A ciranda familiar ferve em 1957, quando, dez anos após sua fundação, a empresa atravessa período difícil e a falência bate à porta. Atormentado, Enzo decide jogar suas cartas para turbinar a marca Ferrari numa competição prestigiosa no mundo do automobilismo, as Mil Milhas da Itália, país aficionado das provas de velocidade.

Como nas boas histórias folhetinescas, também aqui há um antagonista. No caso da Ferrari, a marca rival, a Maserati, que conta, em seus quadros, com o mitológico piloto argentino Juan Manuel Fangio. Para salvar a empresa, e a si mesmo, Enzo precisa vencer o oponente e seus próprios fantasmas. Antigo piloto, signore Ferrari sabe que não basta ter uma boa máquina nas mãos. É preciso alguém para dirigi-la. Alguém com técnica para domar o bólido e estômago para ser o último a pisar no freio ao entrar numa curva fechada.

Vai buscar essas qualidades num piloto em ascensão, o espanhol Alfonso de Portago, vivido pelo brasileiro Gabriel Leone. Leone reforça sua afinidade com os esportes de velocidade. Além deste trabalho em Ferrari, faz o papel de Ayrton Senna numa série sobre o maior ídolo do automobilismo brasileiro.

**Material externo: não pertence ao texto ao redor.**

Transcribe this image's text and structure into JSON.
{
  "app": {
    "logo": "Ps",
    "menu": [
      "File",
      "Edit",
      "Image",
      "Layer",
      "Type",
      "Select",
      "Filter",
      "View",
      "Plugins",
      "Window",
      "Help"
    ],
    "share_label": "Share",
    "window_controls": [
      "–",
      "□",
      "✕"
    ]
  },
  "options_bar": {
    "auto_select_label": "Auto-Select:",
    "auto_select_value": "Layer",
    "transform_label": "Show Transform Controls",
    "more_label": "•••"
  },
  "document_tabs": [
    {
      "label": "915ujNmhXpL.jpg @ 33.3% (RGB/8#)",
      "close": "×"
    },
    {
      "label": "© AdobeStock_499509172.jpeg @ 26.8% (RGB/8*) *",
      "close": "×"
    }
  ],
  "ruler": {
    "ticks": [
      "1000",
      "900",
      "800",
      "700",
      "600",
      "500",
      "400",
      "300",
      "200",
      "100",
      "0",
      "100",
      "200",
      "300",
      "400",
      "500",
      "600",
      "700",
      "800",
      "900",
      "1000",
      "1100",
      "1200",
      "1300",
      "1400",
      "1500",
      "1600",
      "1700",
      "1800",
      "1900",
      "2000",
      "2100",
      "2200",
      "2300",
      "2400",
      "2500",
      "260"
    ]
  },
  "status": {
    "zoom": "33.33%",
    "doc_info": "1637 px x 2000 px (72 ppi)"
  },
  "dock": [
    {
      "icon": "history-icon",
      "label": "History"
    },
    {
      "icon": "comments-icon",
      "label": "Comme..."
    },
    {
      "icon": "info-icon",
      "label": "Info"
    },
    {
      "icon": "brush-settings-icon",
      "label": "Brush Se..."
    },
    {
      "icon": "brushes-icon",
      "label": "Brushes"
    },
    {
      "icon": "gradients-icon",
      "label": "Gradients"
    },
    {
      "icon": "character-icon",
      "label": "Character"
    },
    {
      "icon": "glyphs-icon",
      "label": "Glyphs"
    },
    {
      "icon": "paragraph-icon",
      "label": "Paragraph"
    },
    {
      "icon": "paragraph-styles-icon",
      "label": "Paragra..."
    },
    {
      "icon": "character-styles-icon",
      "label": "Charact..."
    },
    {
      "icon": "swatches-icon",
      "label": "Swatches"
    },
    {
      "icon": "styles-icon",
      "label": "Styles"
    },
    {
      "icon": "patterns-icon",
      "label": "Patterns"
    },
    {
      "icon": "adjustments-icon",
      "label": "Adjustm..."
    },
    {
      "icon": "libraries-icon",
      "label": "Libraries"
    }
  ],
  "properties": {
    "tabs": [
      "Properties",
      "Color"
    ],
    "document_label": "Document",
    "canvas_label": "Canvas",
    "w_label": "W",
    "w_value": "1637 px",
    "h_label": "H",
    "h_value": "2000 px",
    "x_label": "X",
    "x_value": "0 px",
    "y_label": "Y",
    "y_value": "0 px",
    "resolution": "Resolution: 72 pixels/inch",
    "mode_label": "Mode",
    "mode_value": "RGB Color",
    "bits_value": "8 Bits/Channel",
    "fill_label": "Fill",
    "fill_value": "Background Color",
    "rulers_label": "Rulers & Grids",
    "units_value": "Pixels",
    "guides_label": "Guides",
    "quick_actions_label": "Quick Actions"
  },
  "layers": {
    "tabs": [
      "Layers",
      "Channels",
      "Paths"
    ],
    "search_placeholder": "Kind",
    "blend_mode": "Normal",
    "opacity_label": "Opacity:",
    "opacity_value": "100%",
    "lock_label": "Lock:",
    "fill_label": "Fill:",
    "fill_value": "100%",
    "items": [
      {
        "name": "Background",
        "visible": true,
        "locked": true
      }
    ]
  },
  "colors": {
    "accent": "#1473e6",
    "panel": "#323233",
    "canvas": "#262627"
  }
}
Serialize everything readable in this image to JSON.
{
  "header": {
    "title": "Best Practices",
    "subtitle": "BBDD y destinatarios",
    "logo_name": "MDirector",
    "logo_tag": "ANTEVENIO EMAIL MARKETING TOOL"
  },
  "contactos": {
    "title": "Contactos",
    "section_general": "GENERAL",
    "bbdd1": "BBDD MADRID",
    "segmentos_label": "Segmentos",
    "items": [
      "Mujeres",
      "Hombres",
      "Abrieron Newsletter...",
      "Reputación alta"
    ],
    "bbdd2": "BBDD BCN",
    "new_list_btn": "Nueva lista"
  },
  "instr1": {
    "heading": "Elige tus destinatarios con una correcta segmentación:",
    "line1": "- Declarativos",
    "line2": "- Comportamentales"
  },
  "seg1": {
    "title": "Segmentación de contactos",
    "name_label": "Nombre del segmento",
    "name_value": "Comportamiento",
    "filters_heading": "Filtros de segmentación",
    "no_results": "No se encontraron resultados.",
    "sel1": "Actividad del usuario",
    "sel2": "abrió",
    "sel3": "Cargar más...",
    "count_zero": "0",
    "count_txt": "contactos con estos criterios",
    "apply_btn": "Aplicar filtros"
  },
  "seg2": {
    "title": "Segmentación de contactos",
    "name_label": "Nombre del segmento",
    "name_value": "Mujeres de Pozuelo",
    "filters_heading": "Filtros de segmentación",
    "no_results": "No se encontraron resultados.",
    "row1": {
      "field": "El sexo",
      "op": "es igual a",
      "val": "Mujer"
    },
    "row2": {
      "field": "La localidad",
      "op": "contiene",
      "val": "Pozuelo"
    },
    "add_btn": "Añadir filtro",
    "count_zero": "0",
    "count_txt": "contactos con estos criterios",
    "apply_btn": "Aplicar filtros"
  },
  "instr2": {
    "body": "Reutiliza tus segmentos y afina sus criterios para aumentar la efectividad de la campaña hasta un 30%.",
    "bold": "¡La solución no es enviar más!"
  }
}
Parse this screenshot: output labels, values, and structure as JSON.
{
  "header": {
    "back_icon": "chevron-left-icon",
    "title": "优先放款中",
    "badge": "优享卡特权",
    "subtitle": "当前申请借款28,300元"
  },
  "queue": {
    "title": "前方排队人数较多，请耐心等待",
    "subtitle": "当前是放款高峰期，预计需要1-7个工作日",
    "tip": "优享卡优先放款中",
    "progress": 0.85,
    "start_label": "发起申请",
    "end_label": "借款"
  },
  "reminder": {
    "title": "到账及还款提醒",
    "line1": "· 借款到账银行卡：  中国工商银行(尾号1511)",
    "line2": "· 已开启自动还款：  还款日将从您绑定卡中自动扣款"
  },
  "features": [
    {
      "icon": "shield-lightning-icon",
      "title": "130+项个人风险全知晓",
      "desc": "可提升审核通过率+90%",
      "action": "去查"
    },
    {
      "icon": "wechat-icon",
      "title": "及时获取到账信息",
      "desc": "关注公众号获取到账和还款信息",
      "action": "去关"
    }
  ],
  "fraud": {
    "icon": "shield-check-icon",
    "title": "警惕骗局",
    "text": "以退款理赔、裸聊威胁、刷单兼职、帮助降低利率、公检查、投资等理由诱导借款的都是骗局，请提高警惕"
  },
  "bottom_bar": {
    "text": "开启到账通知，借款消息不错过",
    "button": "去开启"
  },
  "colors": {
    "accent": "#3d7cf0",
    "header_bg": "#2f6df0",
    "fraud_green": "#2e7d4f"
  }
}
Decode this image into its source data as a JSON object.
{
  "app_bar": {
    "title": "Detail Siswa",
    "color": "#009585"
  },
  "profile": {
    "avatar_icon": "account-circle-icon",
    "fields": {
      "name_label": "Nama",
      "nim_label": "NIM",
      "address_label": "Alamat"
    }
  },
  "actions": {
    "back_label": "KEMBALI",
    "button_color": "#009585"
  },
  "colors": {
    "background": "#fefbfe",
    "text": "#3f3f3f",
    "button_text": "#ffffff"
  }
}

Gabriel Leone [centro] faz parte do elenco de 'Ferrari', filme de Michael Mann. Foto: Lorenzo Sisti/Diamond Films/Divulgação

Composição sólida

Ferrari é uma composição sólida, montada com bons materiais, porém apresenta algumas instabilidades. Uma delas, ao retratar personagens italianos com atores falando inglês. Muitas vezes, inglês macarrônico para acentuar que são estrangeiros. Bons intérpretes superam o desafio, mas com certa dificuldade. Depois de algum tempo, esquecemos da origem anglosaxônica de Adam Driver. Penélope Cruz, com ímpeto hispânico, compõe com brio seu papel de esposa traída, raivosa e, no entanto, cheia de paixão.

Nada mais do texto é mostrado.